Note: the result has type RandomVariable.
**MarginalizeAgainst**
Builds the marginal random vector of a gaussian random vector wrt some of its components
the moments of any order of a gaussian random vector.
Note: the result has type RandomVariable.
**MardiaNormalityTest**
The multi-dimensional analogue of the Shapiro-Wilks normality test
**HZNormalityTest**
Henze-Zirkler test for Multivariate Normality
**MVWaldWolfowitzTest**
A multivariate version of the non-parametrix Wald-Folfowitz test

Do not hesitate to ask me any questions that might come to mind.

In particular, as Maple introduces limitations on the type of some attributes (for instance **Mean** must be of **algebraic** type), I've been forced to lure it by transforming vector or matrix quantities into algebraic ones.

An example is

Mean = add(m[k]*x[k], k=1..K)

where **m[k] **is the expectation of the kth component of this random vector.

This implies using the procedure **MVstat** to "decode", for instance, what **Mean** returns and write it as a vector.

MultivariateNormal.mw

__About the statistics ths __**Statistics:-Distribution** constructor recognizes:

To get them one can do this (the Normal distribution seems to be the continuous one with the most exhaustive list os statistics):

restart
with(Statistics):
X := RandomVariable(Normal(a, b)):
attributes(X);
protected, RandomVariable, _ProbabilityDistribution
map(e -> printf("%a\n", e), [exports(attributes(X)[3])]):
Conditions
ParentName
Parameters
CharacteristicFunction
CDF
CGF
HodgesLehmann
Mean
Median
MGF
Mode
PDF
RousseeuwCrouxSn
StandardDeviation
Support
Variance
CDFNumeric
QuantileNumeric
RandomSample
RandomSampleSetup
RandomVariate
MaximumLikelihoodEstimate

Unfortunately it happens that for some unknown reason a few statistics cannot be set by the user.

This is for instance the case of **Parameters** serious consequences in certain situations.

Among the other statistics that cannot be set by the user one finds:

**ParentName**,
**QuantileNumeric** whose role is not very clear, at least for me, but which I suspect is a procedure which "inverts" the CDF to give a numerical estimation of a quantile given its probability.
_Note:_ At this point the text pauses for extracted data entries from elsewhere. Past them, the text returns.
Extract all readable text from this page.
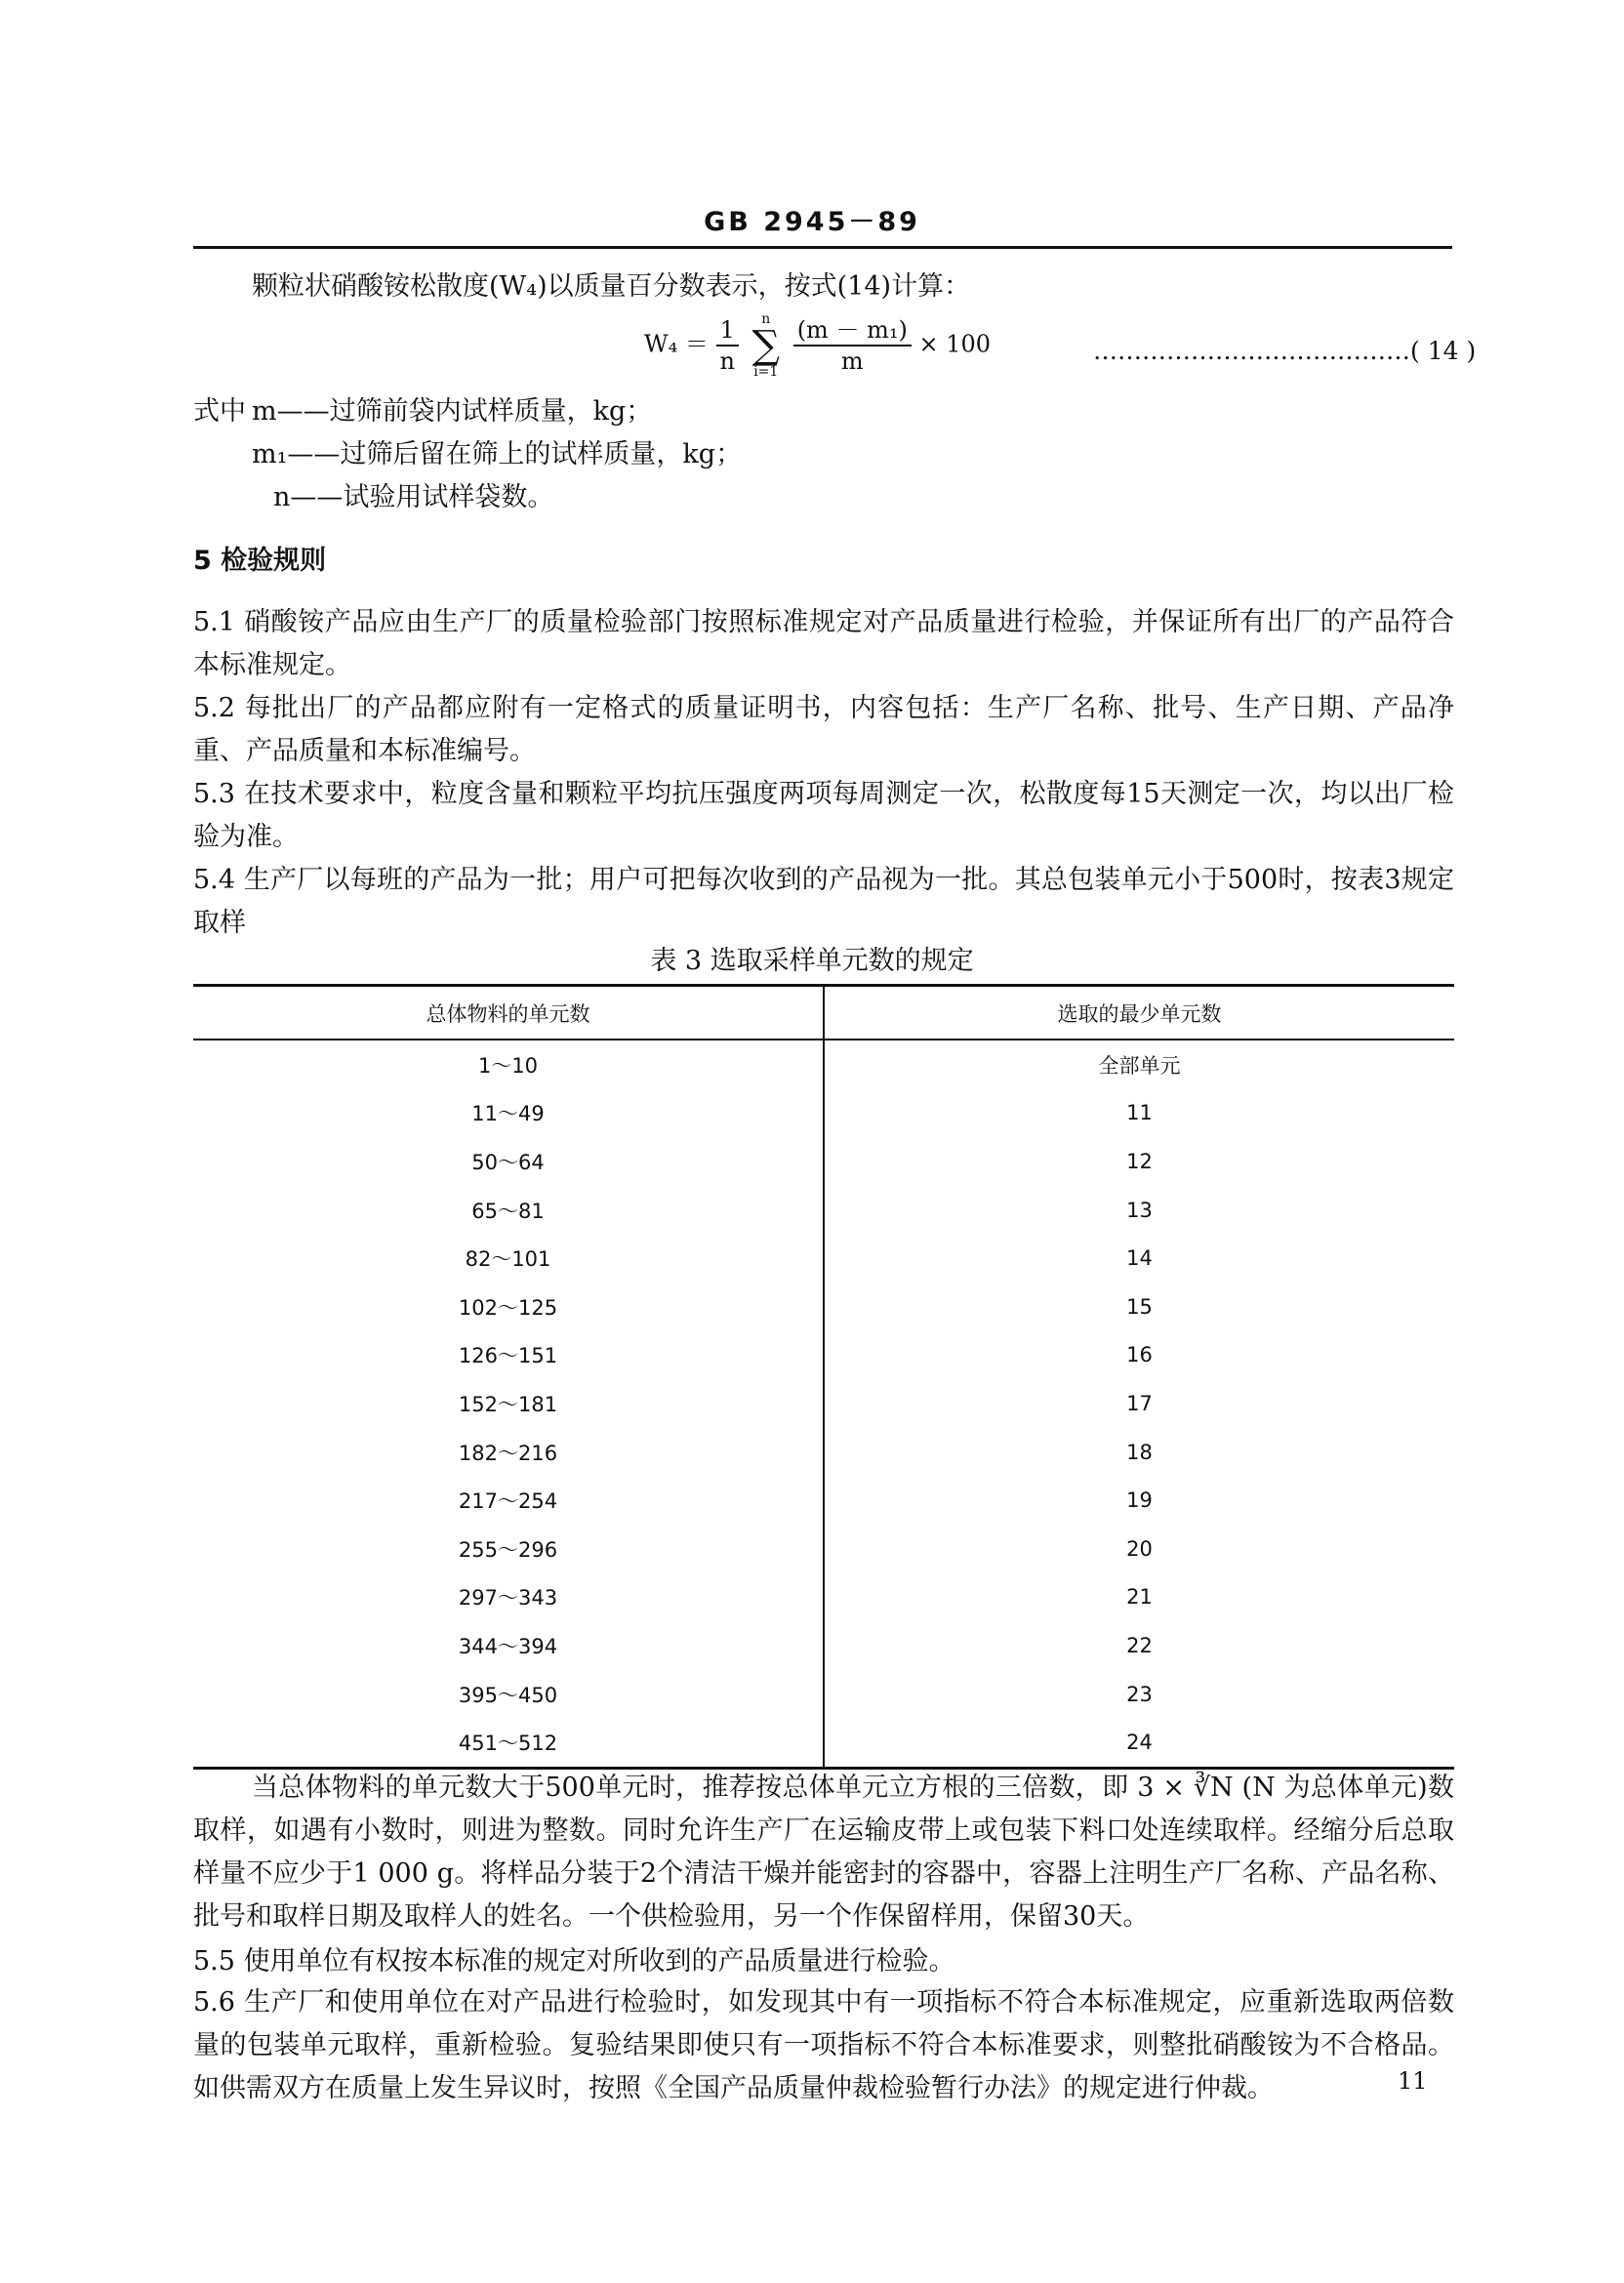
GB 2945－89
颗粒状硝酸铵松散度(W₄)以质量百分数表示，按式(14)计算：
$W_4 = \frac{1}{n}$ n
∑
$i=1 \frac{\text{(m － m₁)}}{m} \times 100$	…………………………………( 14 )
式中 m——过筛前袋内试样质量，kg；
m₁——过筛后留在筛上的试样质量，kg；
n——试验用试样袋数。
5 检验规则
5.1 硝酸铵产品应由生产厂的质量检验部门按照标准规定对产品质量进行检验，并保证所有出厂的产品符合本标准规定。
5.2 每批出厂的产品都应附有一定格式的质量证明书，内容包括：生产厂名称、批号、生产日期、产品净重、产品质量和本标准编号。
5.3 在技术要求中，粒度含量和颗粒平均抗压强度两项每周测定一次，松散度每15天测定一次，均以出厂检验为准。
5.4 生产厂以每班的产品为一批；用户可把每次收到的产品视为一批。其总包装单元小于500时，按表3规定取样
表 3 选取采样单元数的规定
总体物料的单元数	选取的最少单元数
1～10	全部单元
11～49	11
50～64	12
65～81	13
82～101	14
102～125	15
126～151	16
152～181	17
182～216	18
217～254	19
255～296	20
297～343	21
344～394	22
395～450	23
451～512	24
当总体物料的单元数大于500单元时，推荐按总体单元立方根的三倍数，即 3 × ∛N (N 为总体单元)数取样，如遇有小数时，则进为整数。同时允许生产厂在运输皮带上或包装下料口处连续取样。经缩分后总取样量不应少于1 000 g。将样品分装于2个清洁干燥并能密封的容器中，容器上注明生产厂名称、产品名称、批号和取样日期及取样人的姓名。一个供检验用，另一个作保留样用，保留30天。
5.5 使用单位有权按本标准的规定对所收到的产品质量进行检验。
5.6 生产厂和使用单位在对产品进行检验时，如发现其中有一项指标不符合本标准规定，应重新选取两倍数量的包装单元取样，重新检验。复验结果即使只有一项指标不符合本标准要求，则整批硝酸铵为不合格品。如供需双方在质量上发生异议时，按照《全国产品质量仲裁检验暂行办法》的规定进行仲裁。	11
If it is so accessing **QuantileNumeric** would be of great interest for distributions whose the quantiles have no closed form expressions.
**CDFNumeric** (same remark as above)

Finally, the statistics **Conditions**, which enables defining the conditions the elements of **Parameters** must verify are not at all suited for multivariate random variables.

It is for instance impossible to declare that the variance matrix (or the correlation matrix) is a square symmetric positive definite matrix).